Globalization and the Law 2.0: Language Lessons, Theoretical Horizons and Political Stakes
A Legal Theory Workshop with Prof. Peer Zumbansen.
Peer Zumbansen is Professor of Law and Canada Research Chair in Transnational Economic Governance and Legal Theory at Osgoode Hall Law School in Toronto, where he is the (founding) director of the Critical Research Laboratory in Law & Society. Zumbansen received his legal education in Frankfurt, Paris and Harvard and has held visiting professorships in Canada, the U.S., Australia, Colombia, Germany, Ireland, the Netherlands, Spain, and Switzerland.
His recent publications include:Comparative, Global and Transnational Constitutionalism: The Emergence of a Transnational Legal-Pluralist Order, (2012) 1:1 Global Constitutionalism 16; Rethinking the Nature of the Firm: The Corporation as a Governance Object, (2012) 35 Seattle Law Review 1269; Rough Consensus and Running Code: A Theory of Transnational Private Law (with Gralf Calliess), Hart Publishing 2010, pb. 2012.
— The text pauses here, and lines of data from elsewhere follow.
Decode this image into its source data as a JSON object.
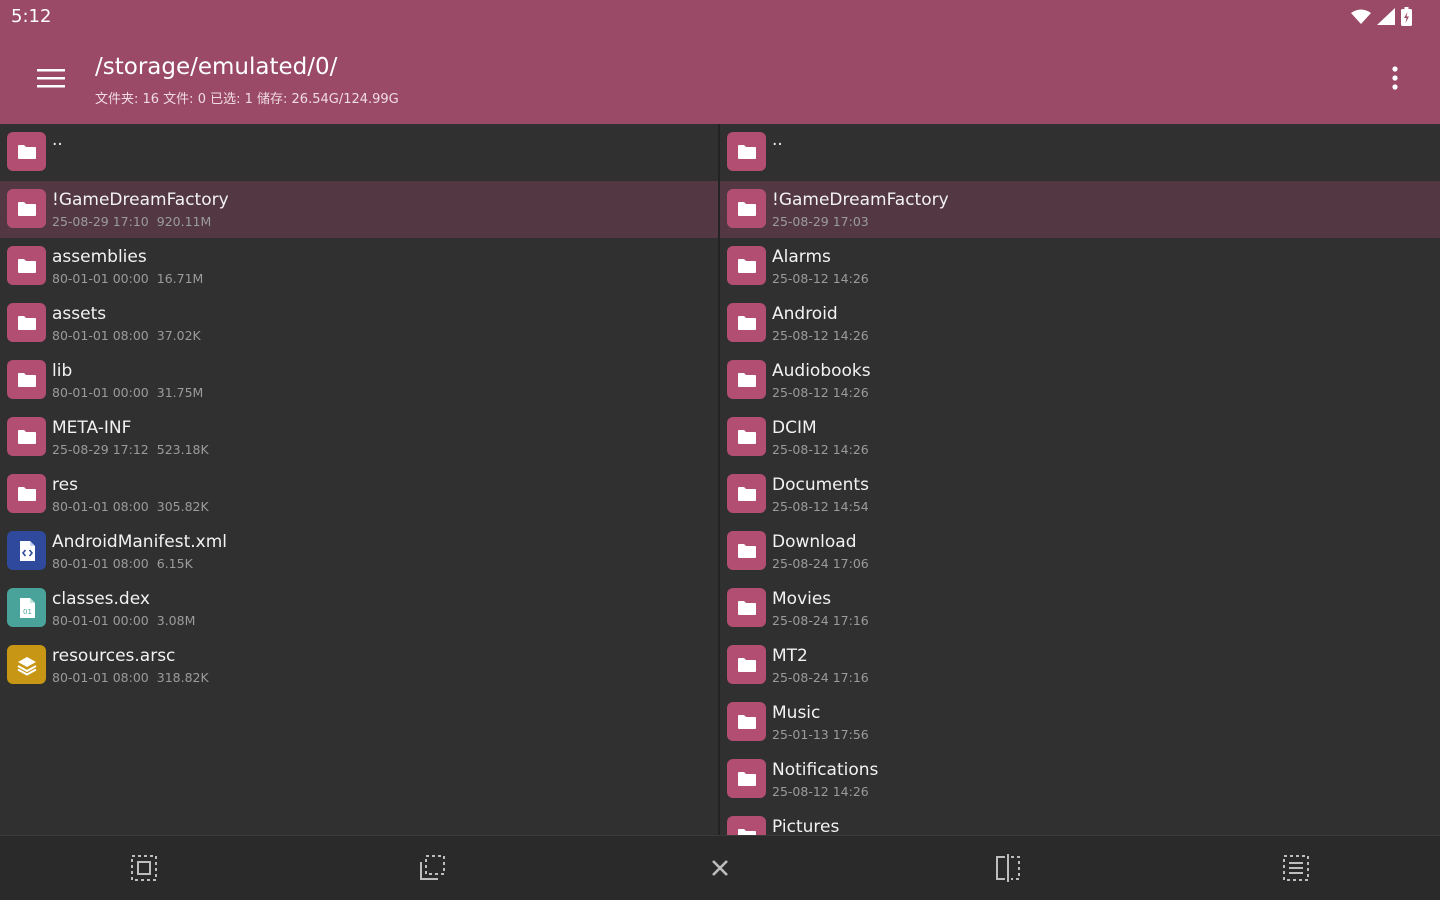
{
  "status": {
    "time": "5:12"
  },
  "toolbar": {
    "path": "/storage/emulated/0/",
    "info": "文件夹: 16  文件: 0  已选: 1  储存: 26.54G/124.99G"
  },
  "colors": {
    "accent": "#9a4a66",
    "folder": "#b24e72",
    "xml": "#2f4a9c",
    "dex": "#4aa39b",
    "arsc": "#c79614"
  },
  "left_panel": [
    {
      "name": "..",
      "date": "",
      "size": "",
      "icon": "folder-icon",
      "selected": false
    },
    {
      "name": "!GameDreamFactory",
      "date": "25-08-29 17:10",
      "size": "920.11M",
      "icon": "folder-icon",
      "selected": true
    },
    {
      "name": "assemblies",
      "date": "80-01-01 00:00",
      "size": "16.71M",
      "icon": "folder-icon",
      "selected": false
    },
    {
      "name": "assets",
      "date": "80-01-01 08:00",
      "size": "37.02K",
      "icon": "folder-icon",
      "selected": false
    },
    {
      "name": "lib",
      "date": "80-01-01 00:00",
      "size": "31.75M",
      "icon": "folder-icon",
      "selected": false
    },
    {
      "name": "META-INF",
      "date": "25-08-29 17:12",
      "size": "523.18K",
      "icon": "folder-icon",
      "selected": false
    },
    {
      "name": "res",
      "date": "80-01-01 08:00",
      "size": "305.82K",
      "icon": "folder-icon",
      "selected": false
    },
    {
      "name": "AndroidManifest.xml",
      "date": "80-01-01 08:00",
      "size": "6.15K",
      "icon": "xml-file-icon",
      "selected": false
    },
    {
      "name": "classes.dex",
      "date": "80-01-01 00:00",
      "size": "3.08M",
      "icon": "dex-file-icon",
      "selected": false
    },
    {
      "name": "resources.arsc",
      "date": "80-01-01 08:00",
      "size": "318.82K",
      "icon": "arsc-file-icon",
      "selected": false
    }
  ],
  "right_panel": [
    {
      "name": "..",
      "date": "",
      "size": "",
      "icon": "folder-icon",
      "selected": false
    },
    {
      "name": "!GameDreamFactory",
      "date": "25-08-29 17:03",
      "size": "",
      "icon": "folder-icon",
      "selected": true
    },
    {
      "name": "Alarms",
      "date": "25-08-12 14:26",
      "size": "",
      "icon": "folder-icon",
      "selected": false
    },
    {
      "name": "Android",
      "date": "25-08-12 14:26",
      "size": "",
      "icon": "folder-icon",
      "selected": false
    },
    {
      "name": "Audiobooks",
      "date": "25-08-12 14:26",
      "size": "",
      "icon": "folder-icon",
      "selected": false
    },
    {
      "name": "DCIM",
      "date": "25-08-12 14:26",
      "size": "",
      "icon": "folder-icon",
      "selected": false
    },
    {
      "name": "Documents",
      "date": "25-08-12 14:54",
      "size": "",
      "icon": "folder-icon",
      "selected": false
    },
    {
      "name": "Download",
      "date": "25-08-24 17:06",
      "size": "",
      "icon": "folder-icon",
      "selected": false
    },
    {
      "name": "Movies",
      "date": "25-08-24 17:16",
      "size": "",
      "icon": "folder-icon",
      "selected": false
    },
    {
      "name": "MT2",
      "date": "25-08-24 17:16",
      "size": "",
      "icon": "folder-icon",
      "selected": false
    },
    {
      "name": "Music",
      "date": "25-01-13 17:56",
      "size": "",
      "icon": "folder-icon",
      "selected": false
    },
    {
      "name": "Notifications",
      "date": "25-08-12 14:26",
      "size": "",
      "icon": "folder-icon",
      "selected": false
    },
    {
      "name": "Pictures",
      "date": "",
      "size": "",
      "icon": "folder-icon",
      "selected": false
    }
  ],
  "bottombar": {
    "buttons": [
      "select-all-icon",
      "select-range-icon",
      "close-icon",
      "mirror-panels-icon",
      "invert-selection-icon"
    ]
  }
}
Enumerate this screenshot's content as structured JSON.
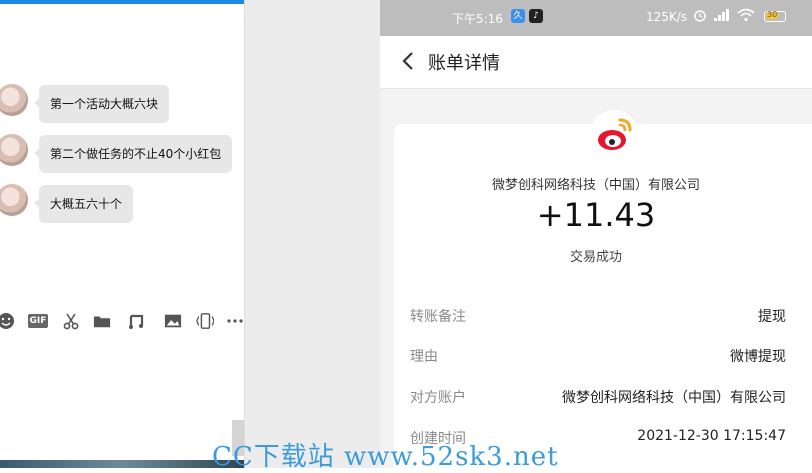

The relationship between law and globalization has rightly been recognized as an equation with at least three unknowns. Not only have competing definitions of globalization and an increasing number of interpretations of law’s relationship to globalization phenomena emerged, but law itself has become an entity with ever-less certain boundaries.
In light of an increasingly interdisciplinary engagement with the prospects of law’s modernist trias of legislation, enforcement and adjudication in a global context, legal scholars and law school teachers are hard-pressed to follow Trinity’s example in Matrix 1 – learning to fly a helicopter by instant download. Now, as for most of us that is not an option, we must direct our efforts towards a more process-based, incremental approach to learn the vocabulary and syntax of globalized law.
The seminar will review a number of developments in this context before suggesting elements of a methodological approach to the challenge at hand.